The head coach on the other bench that game was Barry Trotz. He saw first-hand how the atmosphere provided by the fans in the Coliseum affected the players, which is why he started the line of Cizikas, Clutterbuck and Matt Martin, three of nine players who were on the ice that night against the Capitals. The trio brought their physical edge to the game’s opening shift, with both the fans and players feeding off each other’s energy.
Cizikas’ involvement was evident all night, and it was fitting that it was his goal that stood as the game winner and completed the comeback.
“I had a lot of emotions running through my body,” he said afterward. “I was more tired from screaming on the celebration than I was from the actual shift.”
Blue Jackets head coach John Tortorella has coached a lot of games at the Coliseum, but none were more memorable than the ones he was involved with while coaching the New York Rangers. The division rivals are known for their spirited meetings that see the on-ice emotions spill over into the crowd.
“The things that were going on in the stands, it was better than the game sometimes,” Tortorella said. “When other teams come in here, they don’t experience that. That Ranger-Islander game, no matter what building — MSG or here — they’re a blast to play in. It’s when hockey was hockey. The stuff going on in the stands was just incredible.”
Tortorella and the Blue Jackets played in the original final regular season game at the Coliseum in April 2015, but there were no tears shed or final goodbyes given at the end of that game as the Islanders still had a playoff matchup against the Capitals awaiting them. The head coach was glad to be back three years later.
“This building has seen some tremendous games and some tremendous players have played in here,” he said. “I’m glad we’re the first team doing it with them because I do think when they’re charged up, the crowd’s charged up, I think it helps the visiting team, too.”
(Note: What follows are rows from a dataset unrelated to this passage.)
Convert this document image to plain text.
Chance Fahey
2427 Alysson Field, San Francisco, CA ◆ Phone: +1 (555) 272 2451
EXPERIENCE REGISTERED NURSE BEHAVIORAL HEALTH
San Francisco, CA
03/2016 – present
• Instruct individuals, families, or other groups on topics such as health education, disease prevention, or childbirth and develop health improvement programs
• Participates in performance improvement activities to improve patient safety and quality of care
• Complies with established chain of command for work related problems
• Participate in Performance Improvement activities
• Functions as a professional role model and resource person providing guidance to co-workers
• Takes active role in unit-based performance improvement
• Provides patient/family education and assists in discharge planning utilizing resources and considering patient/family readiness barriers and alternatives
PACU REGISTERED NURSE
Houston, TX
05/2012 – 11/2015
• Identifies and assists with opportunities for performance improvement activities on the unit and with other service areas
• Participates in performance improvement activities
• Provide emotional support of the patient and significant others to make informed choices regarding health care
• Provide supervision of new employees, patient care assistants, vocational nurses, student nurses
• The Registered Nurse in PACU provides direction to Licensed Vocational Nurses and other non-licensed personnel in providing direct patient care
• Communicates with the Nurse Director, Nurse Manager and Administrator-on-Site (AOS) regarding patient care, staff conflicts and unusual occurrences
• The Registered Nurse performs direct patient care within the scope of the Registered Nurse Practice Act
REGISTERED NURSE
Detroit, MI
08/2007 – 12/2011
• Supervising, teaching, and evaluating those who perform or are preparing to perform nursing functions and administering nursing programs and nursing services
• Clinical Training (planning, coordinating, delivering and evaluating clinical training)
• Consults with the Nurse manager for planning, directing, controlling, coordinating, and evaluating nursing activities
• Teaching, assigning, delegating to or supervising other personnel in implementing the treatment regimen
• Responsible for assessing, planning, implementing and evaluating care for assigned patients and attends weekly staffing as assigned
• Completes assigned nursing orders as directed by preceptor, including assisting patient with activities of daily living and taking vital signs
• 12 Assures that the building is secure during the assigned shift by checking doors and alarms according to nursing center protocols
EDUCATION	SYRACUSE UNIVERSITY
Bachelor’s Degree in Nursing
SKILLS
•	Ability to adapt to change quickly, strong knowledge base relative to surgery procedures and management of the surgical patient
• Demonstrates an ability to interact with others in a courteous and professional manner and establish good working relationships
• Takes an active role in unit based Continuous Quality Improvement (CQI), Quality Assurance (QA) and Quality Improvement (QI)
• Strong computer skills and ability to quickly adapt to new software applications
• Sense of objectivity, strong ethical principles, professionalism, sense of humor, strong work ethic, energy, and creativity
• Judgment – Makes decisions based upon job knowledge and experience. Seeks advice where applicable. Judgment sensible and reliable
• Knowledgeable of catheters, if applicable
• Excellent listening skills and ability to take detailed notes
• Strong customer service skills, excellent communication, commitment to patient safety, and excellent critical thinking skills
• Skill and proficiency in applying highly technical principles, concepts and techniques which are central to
From the pre-game tailgating to the Let’s Go Islanders car honks in the parking lot to the YES YES YES chants to the appearances of franchise legends Clark Gillies, Bobby Nystrom and Ed Westfall, it was a nostalgic return on an emotional night. The players couldn’t stop talking about the atmosphere afterward, praising the fans and speaking glowingly about being able to be back on that Coliseum ice.
Martin is the second-longest tenured Islander behind Josh Bailey with 452 of his 584 career games coming with New York. He made his NHL debut on the Coliseum ice in 2010 and quickly made himself a fan favorite. It was a difficult decision for the franchise to watch him leave for Toronto, but when it was clear the Maple Leafs were looking to move him over the summer, it was pretty easy to see where he’d find a perfect fit and be welcomed back with open arms.
Being able to start Saturday’s night game and feed off the vibe in the arena was something Martin won’t forget.
“It’s a rambunctious group. It’s awesome,” said Martin. “They’re so fun to play in front of. … It’s the best building I’ve ever played in.”